Existen varias formas por las cuales el subconsciente se manifiesta. La primera de ellas, y la más fácil de explicar es la proyección.

Proyección quiere decir que transferimos a otras personas aspectos negativos que intentamos reprimir en nosotros mismos. Por ejemplo, una persona engreída o idiota no tarda mucho en caracterizar a otros como engreídos, o según sea el caso, idiotas.

Otra manifestación más fácil de explicar: cuando nos quedamos “en blanco”, y luego lo tenemos “en la punta de la lengua” y más tarde “de pronto nos acordamos”, estamos hablando precisamente de algo que estaba almacenado en el subconsciente y ha emergido de la profundidad de nuestra mente.

La última forma de manifestación de la que escribo hoy, y la más “complicada” de explicar, son los sueños. En su obra más importante, titulada La interpretación de los sueños (1900) dicta que nunca es casual lo que soñamos. Nuestros pensamientos subconscientes intentan comunicarse con la consciencia a través de los sueños.

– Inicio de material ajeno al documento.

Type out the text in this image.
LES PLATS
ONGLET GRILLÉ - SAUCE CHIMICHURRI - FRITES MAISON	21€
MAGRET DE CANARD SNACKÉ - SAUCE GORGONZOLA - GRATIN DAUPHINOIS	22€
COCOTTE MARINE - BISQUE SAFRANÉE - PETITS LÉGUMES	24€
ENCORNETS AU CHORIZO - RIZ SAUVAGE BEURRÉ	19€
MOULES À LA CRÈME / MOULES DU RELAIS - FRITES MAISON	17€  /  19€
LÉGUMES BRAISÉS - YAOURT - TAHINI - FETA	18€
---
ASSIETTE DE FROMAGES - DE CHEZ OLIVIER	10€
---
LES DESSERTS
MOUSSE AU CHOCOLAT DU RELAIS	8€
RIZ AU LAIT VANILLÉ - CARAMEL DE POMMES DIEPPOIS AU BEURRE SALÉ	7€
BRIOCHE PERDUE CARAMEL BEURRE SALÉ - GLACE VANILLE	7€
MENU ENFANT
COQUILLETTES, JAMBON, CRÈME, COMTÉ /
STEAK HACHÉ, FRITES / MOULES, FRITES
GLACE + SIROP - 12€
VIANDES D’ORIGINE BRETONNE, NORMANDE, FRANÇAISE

Después de recopilar experiencias de pacientes durante varios años, Freud llegó a la conclusión de que los sueños cumplen deseos. Esto puede observarse sencillamente en los niños, ya que sueñan con helados y juguetes. Pero en el caso del adulto esto es complejo, ya que mientras uno va madurando, comienza a dar rodeos en sus sueños y los deseos se presentan disfrazados. Esto es debido a que también cuando soñamos nuestra mente rige en un estado de censura que decide lo permitido. Este estado de vigila es lo suficientemente fuerte para que en el sueño reprimamos fantasías que no estamos dispuestos a reconocer.  Por lo tanto, se recurre a la interpretación de los sueños.
Tenemos que analizar todos los elementos del sueño con tal de descubrir su verdadero significado. Los elementos de éste pueden variar, ya que pueden contener experiencias de días anteriores, o anécdotas de nuestra infancia. En el caso de una persona enferma (neurológicamente, claro) los debe analizar junto a su terapeuta. Pero ojo, el médico no puede interpretar el sueño sin la ayuda del paciente.

 
Sueño causado por el vuelo de una abeja alrededor de una granada un segundo antes del despertar
Salvador Dalí

Los surrealistas basaron su obra en el psicoanálisis de Freud. Grandes pintores como Dalí retrataban sus propios sueños y los interpretaban. Podríamos concluir que el artista surrealista es un médium o intermediario entre su propio subconsciente


Freud no reclamó haber descubierto fenómenos como la racionalización, represión o las reacciones erróneas. Simplemente fue la primera persona en incorporar estos términos a la psiquiatría.